Tuesday, July 31, 2007

"Blum(ing)" Around with W.E.B. Du Bois, American Prophet, Part 3

Ch. 3
Blum’s third chapter studies Du Bois as a historian and a sociologist, paying particular attention to the religious dimensions and spiritual interpretations Du Bois offered in works such as The Philadelphia Negro (1899) and John Brown (1909). Blum shows that at the base of Du Bois’s careful social, economic, cultural, and political analyses of black life in the United States rested the deep conviction that white supremacy and its expressions of faith constituted a religious problem, what Blum terms the “spiritual wages of whiteness” (103). For Du Bois, white supremacy was a problem of global significance, chronicled in key works throughout the twentieth century: Darkwater (1920), Color and Democracy: Colonies and Peace (1945), and The World and Africa (1946). Spiritual rage and righteous indignation peppered Du Bois's reflections.

Ch. 4
Further clarifying Du Bois’s conception of white supremacy as a theological concept, chapter four provides careful readings of Du Bois’s creative writing, and the imaginative ways he testified to and about the sacred dimensions of black religious life. In novels, plays, short stories, and reflections that appeared in the NAACP magazine The Crisis, Du Bois reimagined religious life in the United States where black biblical characters assailed and condemned the religion of white supremacy. Blum’s starkly disturbing and jarring accounts of the ritualized dimensions of lynching and the sacred significance whites attached to it, renders the spiritual dimensions of Du Bois’s creative offerings striking—particularly in Crisis articles “The Gospel According to Mary Brown” (1919) and “The Son of God” (1933), short stories in Darkwater, and novels—works Blum discusses alongside similarly creative musings from Langston Hughes and Countee Cullen, for instance, and even Frederick Douglass and David Walker the century previous.
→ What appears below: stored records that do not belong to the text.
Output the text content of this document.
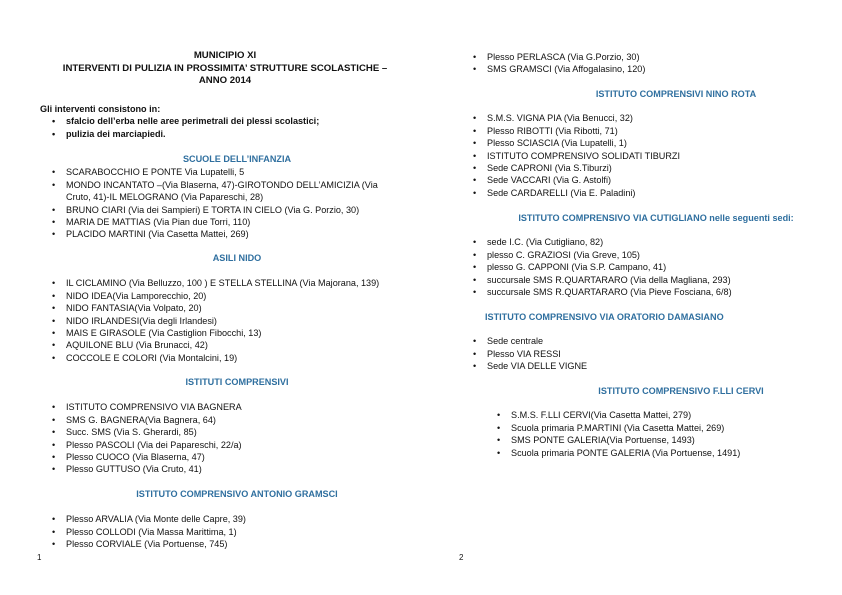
MUNICIPIO XI
INTERVENTI DI PULIZIA IN PROSSIMITA’ STRUTTURE SCOLASTICHE –
ANNO 2014
Gli interventi consistono in:
• sfalcio dell’erba nelle aree perimetrali dei plessi scolastici;
• pulizia dei marciapiedi.
SCUOLE DELL’INFANZIA
• SCARABOCCHIO E PONTE Via Lupatelli, 5
• MONDO INCANTATO –(Via Blaserna, 47)-GIROTONDO DELL’AMICIZIA (Via Cruto, 41)-IL MELOGRANO (Via Papareschi, 28)
• BRUNO CIARI (Via dei Sampieri) E TORTA IN CIELO (Via G. Porzio, 30)
• MARIA DE MATTIAS (Via Pian due Torri, 110)
• PLACIDO MARTINI (Via Casetta Mattei, 269)
ASILI NIDO
• IL CICLAMINO (Via Belluzzo, 100 ) E STELLA STELLINA (Via Majorana, 139)
• NIDO IDEA(Via Lamporecchio, 20)
• NIDO FANTASIA(Via Volpato, 20)
• NIDO IRLANDESI(Via degli Irlandesi)
• MAIS E GIRASOLE (Via Castiglion Fibocchi, 13)
• AQUILONE BLU (Via Brunacci, 42)
• COCCOLE E COLORI (Via Montalcini, 19)
ISTITUTI COMPRENSIVI
• ISTITUTO COMPRENSIVO VIA BAGNERA
• SMS G. BAGNERA(Via Bagnera, 64)
• Succ. SMS (Via S. Gherardi, 85)
• Plesso PASCOLI (Via dei Papareschi, 22/a)
• Plesso CUOCO (Via Blaserna, 47)
• Plesso GUTTUSO (Via Cruto, 41)
ISTITUTO COMPRENSIVO ANTONIO GRAMSCI
• Plesso ARVALIA (Via Monte delle Capre, 39)
• Plesso COLLODI (Via Massa Marittima, 1)
• Plesso CORVIALE (Via Portuense, 745)
1
• Plesso PERLASCA (Via G.Porzio, 30)
• SMS GRAMSCI (Via Affogalasino, 120)
ISTITUTO COMPRENSIVI NINO ROTA
• S.M.S. VIGNA PIA (Via Benucci, 32)
• Plesso RIBOTTI (Via Ribotti, 71)
• Plesso SCIASCIA (Via Lupatelli, 1)
• ISTITUTO COMPRENSIVO SOLIDATI TIBURZI
• Sede CAPRONI (Via S.Tiburzi)
• Sede VACCARI (Via G. Astolfi)
• Sede CARDARELLI (Via E. Paladini)
ISTITUTO COMPRENSIVO VIA CUTIGLIANO nelle seguenti sedi:
• sede I.C. (Via Cutigliano, 82)
• plesso C. GRAZIOSI (Via Greve, 105)
• plesso G. CAPPONI (Via S.P. Campano, 41)
• succursale SMS R.QUARTARARO (Via della Magliana, 293)
• succursale SMS R.QUARTARARO (Via Pieve Fosciana, 6/8)
ISTITUTO COMPRENSIVO VIA ORATORIO DAMASIANO
• Sede centrale
• Plesso VIA RESSI
• Sede VIA DELLE VIGNE
ISTITUTO COMPRENSIVO F.LLI CERVI
• S.M.S. F.LLI CERVI(Via Casetta Mattei, 279)
• Scuola primaria P.MARTINI (Via Casetta Mattei, 269)
• SMS PONTE GALERIA(Via Portuense, 1493)
• Scuola primaria PONTE GALERIA (Via Portuense, 1491)
2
Blum perceptively demonstrates how like a Hebrew prophet of old, in his literary work Du Bois located “dramas of redemption” (180) in the midst of suffering, violence, and gross inhumanity, placing black characters at the center of the story as spiritual exemplars and arbiters of redemption; it is here readers may rightly find “the gospel according to W.E.B. Du Bois” (153).